The jury found that the MySpace group was a facility that stored electronic communications as defined by the SCA. The jury further found that the restaurant managers violated the SCA as they did not have authorization to access the group webpage. The court awarded the plaintiff’s back-pay, punitive damages 4 times the amount of back-pay damages, and attorney’s fees.
Finally, of importance to our customers, is retrieving data from dual-use devices. The line between personal and business use of mobile device is increasingly becoming blurry. As more and more employees carry cell phones and tablets that are used both for personal and business purposes, the likelihood that an employer would access the employee’s personal accounts is dramatically increasing, and, with that, exposure to liability for the employer.
Lazetta v. Kulmatycki (N.D. Ohio 2013) arose out of the accessing of an employee’s personal email account from a company-issued phone. Verizon issued a blackberry to its employee, Lazetta, who set up a personal Gmail account on the phone with Verizon’s permission.
When Lazetta ended her employment, she returned the blackberry to her supervisor, but forgot to delete the gmail account. She was advised by her supervisor that the phone would be recycled and given to another employee. Instead, her supervisor read over 48,000 of Lazetta’s personal emails over an 18-month period.
The court ruled that both the supervisor and Verizon could be liable for the SCA violation. To defeat a summary judgment motion, it was enough to show that the personal account contained private information and that the personal account was accessed through the unauthorized use of a password. Moreover, the court ruled that the employer, Verizon, would be held vicariously liable if the supervisor were found liable.
Even if an employee were to give a personal account password to an employer, the account may only be accessed for the limited purpose of the authorization. Exceeding the authorization invokes liability under the SCA.
In Cheng v. Romo (D.C. Mass 2012), the court also ruled that a motion for summary judgment was defeated, where an employee pled sufficient facts to show that the scope of password authorization had been exceeded by the employer’s access to the plaintiff’s personal email history.

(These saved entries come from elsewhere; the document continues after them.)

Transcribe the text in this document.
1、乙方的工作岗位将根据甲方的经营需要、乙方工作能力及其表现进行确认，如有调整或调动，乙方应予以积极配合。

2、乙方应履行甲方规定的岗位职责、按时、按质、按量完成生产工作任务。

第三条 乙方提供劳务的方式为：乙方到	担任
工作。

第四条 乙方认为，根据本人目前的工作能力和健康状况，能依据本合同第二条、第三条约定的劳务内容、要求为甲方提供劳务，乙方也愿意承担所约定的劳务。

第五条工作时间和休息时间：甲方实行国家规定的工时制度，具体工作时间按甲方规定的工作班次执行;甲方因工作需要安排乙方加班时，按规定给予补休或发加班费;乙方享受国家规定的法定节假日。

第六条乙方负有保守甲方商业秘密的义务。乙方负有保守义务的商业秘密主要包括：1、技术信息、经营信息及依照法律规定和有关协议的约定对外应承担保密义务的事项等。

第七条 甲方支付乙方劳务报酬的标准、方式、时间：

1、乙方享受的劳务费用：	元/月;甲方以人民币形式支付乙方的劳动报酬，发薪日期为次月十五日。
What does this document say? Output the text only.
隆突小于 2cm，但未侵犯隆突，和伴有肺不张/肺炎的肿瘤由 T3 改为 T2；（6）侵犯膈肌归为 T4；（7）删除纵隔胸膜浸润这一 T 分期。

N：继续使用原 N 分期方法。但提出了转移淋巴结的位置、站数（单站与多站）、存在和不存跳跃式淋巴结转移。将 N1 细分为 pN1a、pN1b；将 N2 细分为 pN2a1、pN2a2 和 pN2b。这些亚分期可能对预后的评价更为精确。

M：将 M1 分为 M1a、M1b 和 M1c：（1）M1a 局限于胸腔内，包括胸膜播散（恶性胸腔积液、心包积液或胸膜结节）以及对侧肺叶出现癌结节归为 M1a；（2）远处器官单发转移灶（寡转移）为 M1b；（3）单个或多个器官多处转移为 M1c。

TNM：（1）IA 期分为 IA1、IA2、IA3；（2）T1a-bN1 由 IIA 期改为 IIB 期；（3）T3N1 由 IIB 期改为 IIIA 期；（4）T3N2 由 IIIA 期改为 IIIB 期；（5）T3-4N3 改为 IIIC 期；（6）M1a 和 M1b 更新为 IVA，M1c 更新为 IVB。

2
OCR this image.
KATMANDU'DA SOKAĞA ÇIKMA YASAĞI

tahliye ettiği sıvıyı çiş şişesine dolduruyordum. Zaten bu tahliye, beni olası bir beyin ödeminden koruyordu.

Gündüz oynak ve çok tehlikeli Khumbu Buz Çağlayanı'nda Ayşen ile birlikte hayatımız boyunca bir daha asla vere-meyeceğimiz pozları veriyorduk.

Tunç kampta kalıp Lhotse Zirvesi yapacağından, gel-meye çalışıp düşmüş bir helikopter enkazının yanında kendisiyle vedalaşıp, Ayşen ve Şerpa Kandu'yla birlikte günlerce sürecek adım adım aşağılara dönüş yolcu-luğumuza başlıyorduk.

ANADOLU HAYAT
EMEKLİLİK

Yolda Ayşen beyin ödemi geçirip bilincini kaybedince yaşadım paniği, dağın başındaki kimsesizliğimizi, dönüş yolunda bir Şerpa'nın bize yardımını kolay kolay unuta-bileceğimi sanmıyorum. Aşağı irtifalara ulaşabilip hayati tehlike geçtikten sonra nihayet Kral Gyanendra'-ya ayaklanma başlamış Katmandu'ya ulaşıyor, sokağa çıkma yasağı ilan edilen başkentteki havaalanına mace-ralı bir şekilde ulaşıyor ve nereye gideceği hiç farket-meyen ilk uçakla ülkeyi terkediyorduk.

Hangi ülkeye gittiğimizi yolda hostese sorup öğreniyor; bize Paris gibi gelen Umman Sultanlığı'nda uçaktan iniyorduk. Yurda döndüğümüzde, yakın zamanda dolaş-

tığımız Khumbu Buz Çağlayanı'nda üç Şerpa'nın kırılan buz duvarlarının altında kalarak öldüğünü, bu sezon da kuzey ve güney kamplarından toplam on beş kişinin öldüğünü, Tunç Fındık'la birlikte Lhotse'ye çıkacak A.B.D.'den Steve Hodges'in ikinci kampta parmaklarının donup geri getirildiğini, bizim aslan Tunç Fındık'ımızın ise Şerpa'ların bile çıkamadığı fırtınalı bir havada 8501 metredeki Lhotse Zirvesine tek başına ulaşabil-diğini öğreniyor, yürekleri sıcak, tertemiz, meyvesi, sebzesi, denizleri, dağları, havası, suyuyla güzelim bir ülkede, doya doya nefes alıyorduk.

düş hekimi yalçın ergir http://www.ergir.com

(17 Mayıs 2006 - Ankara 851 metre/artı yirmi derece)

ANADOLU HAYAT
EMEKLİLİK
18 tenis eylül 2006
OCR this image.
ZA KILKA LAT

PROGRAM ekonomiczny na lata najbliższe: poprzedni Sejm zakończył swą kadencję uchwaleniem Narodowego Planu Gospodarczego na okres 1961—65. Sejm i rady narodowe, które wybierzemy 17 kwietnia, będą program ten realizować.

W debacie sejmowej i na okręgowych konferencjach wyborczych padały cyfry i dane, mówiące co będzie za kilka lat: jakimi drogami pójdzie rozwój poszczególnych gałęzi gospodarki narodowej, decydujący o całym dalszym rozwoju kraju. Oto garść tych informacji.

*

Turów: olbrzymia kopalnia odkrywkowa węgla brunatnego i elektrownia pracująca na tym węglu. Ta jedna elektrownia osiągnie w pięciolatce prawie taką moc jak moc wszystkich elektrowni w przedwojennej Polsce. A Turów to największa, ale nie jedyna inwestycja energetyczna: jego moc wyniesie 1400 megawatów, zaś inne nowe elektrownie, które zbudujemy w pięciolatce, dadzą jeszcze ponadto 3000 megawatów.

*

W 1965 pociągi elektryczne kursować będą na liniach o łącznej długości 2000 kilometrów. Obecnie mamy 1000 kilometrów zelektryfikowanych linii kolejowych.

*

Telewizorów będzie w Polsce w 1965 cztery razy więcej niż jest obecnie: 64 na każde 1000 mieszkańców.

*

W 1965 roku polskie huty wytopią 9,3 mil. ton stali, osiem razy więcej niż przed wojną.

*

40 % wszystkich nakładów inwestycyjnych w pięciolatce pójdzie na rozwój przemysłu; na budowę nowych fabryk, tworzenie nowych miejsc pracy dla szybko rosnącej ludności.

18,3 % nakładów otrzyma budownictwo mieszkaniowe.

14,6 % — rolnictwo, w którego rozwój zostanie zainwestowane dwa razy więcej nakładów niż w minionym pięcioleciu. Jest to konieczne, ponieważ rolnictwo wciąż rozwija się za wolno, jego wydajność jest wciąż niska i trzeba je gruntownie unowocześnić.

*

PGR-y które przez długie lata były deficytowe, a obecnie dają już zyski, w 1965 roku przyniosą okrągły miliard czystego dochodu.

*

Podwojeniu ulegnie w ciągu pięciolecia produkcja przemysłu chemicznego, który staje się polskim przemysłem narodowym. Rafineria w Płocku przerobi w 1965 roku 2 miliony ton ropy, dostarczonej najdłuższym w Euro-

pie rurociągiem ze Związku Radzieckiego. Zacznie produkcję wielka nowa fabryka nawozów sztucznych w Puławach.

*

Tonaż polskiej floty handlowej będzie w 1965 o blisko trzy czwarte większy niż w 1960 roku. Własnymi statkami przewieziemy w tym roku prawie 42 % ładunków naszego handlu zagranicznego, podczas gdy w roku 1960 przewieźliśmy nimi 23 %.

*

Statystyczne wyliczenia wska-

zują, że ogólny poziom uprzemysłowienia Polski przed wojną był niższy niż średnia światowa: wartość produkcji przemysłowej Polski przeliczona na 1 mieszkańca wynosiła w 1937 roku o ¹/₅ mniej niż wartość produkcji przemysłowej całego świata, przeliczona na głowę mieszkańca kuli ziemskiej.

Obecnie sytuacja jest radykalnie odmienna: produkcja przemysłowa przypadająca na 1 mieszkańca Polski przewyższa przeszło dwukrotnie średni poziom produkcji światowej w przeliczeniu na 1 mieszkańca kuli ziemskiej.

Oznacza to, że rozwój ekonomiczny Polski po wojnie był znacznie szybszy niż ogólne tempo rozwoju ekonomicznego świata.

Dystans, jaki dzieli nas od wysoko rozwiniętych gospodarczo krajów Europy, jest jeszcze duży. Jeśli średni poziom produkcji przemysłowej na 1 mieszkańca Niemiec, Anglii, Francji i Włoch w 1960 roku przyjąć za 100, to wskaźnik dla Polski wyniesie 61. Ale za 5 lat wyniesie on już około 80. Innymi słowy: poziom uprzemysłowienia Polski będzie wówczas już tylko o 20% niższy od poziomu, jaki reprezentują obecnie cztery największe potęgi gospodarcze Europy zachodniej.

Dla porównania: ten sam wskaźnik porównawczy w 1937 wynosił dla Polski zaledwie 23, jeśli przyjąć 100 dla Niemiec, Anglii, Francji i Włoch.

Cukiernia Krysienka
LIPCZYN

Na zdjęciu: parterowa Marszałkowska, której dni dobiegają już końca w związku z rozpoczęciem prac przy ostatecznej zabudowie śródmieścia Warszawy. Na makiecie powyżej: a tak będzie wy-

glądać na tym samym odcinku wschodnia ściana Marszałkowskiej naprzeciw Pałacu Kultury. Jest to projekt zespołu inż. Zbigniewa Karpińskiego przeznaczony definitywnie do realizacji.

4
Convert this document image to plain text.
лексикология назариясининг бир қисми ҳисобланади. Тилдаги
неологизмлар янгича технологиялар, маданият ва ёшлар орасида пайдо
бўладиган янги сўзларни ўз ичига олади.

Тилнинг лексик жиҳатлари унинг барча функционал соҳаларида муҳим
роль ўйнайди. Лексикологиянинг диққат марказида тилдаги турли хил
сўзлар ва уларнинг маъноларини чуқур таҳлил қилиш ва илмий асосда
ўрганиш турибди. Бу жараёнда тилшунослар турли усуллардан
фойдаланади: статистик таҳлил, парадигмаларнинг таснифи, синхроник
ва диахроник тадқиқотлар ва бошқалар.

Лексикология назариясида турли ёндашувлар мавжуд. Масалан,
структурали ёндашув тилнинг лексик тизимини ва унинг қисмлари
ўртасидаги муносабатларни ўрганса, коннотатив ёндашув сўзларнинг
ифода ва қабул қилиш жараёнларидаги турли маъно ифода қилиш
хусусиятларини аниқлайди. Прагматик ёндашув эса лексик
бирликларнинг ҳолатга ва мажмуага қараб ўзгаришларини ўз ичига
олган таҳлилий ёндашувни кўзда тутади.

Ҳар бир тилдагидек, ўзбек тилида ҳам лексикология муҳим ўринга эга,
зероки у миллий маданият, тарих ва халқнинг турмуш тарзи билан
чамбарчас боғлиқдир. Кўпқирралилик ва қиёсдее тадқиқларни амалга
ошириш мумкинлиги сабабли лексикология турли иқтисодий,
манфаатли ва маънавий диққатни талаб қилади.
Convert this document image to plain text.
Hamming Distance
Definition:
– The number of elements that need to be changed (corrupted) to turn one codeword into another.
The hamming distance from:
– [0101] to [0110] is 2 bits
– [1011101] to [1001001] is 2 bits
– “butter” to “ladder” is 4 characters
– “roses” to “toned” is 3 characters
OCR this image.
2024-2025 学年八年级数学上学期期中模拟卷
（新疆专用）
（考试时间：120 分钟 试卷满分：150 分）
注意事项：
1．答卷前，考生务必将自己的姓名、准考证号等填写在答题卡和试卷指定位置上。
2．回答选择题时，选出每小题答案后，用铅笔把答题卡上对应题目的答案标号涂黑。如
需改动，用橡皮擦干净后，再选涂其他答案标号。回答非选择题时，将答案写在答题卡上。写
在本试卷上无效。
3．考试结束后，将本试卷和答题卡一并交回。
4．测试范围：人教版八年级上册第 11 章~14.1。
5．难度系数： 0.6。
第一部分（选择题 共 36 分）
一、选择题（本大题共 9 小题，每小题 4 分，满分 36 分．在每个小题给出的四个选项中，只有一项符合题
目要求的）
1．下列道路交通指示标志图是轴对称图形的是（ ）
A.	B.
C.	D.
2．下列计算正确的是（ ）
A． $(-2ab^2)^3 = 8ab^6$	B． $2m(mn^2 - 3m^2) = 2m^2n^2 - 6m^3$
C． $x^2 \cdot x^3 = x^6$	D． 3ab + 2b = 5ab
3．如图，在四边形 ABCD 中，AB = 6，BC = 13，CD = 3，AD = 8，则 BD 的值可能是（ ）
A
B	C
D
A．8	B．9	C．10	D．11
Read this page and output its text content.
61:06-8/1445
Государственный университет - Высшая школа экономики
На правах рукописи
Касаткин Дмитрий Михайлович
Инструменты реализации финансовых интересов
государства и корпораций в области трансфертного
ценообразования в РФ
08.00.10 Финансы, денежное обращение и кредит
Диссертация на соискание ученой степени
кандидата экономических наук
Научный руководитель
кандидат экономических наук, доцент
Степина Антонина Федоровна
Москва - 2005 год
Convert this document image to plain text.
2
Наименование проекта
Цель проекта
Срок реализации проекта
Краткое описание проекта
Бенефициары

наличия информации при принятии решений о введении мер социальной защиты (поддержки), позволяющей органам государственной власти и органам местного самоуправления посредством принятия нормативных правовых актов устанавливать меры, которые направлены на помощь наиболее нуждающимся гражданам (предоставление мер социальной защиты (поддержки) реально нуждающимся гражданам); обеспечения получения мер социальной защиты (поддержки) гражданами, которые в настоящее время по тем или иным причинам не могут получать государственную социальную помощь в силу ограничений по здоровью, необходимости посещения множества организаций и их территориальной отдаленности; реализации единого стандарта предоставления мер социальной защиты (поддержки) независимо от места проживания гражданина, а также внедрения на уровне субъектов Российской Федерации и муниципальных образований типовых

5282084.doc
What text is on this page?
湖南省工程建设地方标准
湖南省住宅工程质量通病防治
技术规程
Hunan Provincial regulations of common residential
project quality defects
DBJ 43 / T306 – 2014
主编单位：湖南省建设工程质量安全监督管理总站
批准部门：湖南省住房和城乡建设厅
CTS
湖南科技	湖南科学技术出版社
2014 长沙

Cheng and Romo were radiologists working for the same company. Cheng gave Romo her personal email account password, so that Romo could receive radiology consultations as the employer did not have a company email account. Both employees ended up in litigation with the employer after their terminations.
Claiming that she wanted to investigate various disciplinary actions, Romo used her son’s computer to access Cheng’s email account, and printed 10 of those emails, some of which contained personal content. The Court held that an employer can be liable under the SCA for exceeding the scope of authorization for use of a password for an account, even if the account is used for mixed purpose (personal and business), where personal information is accessed.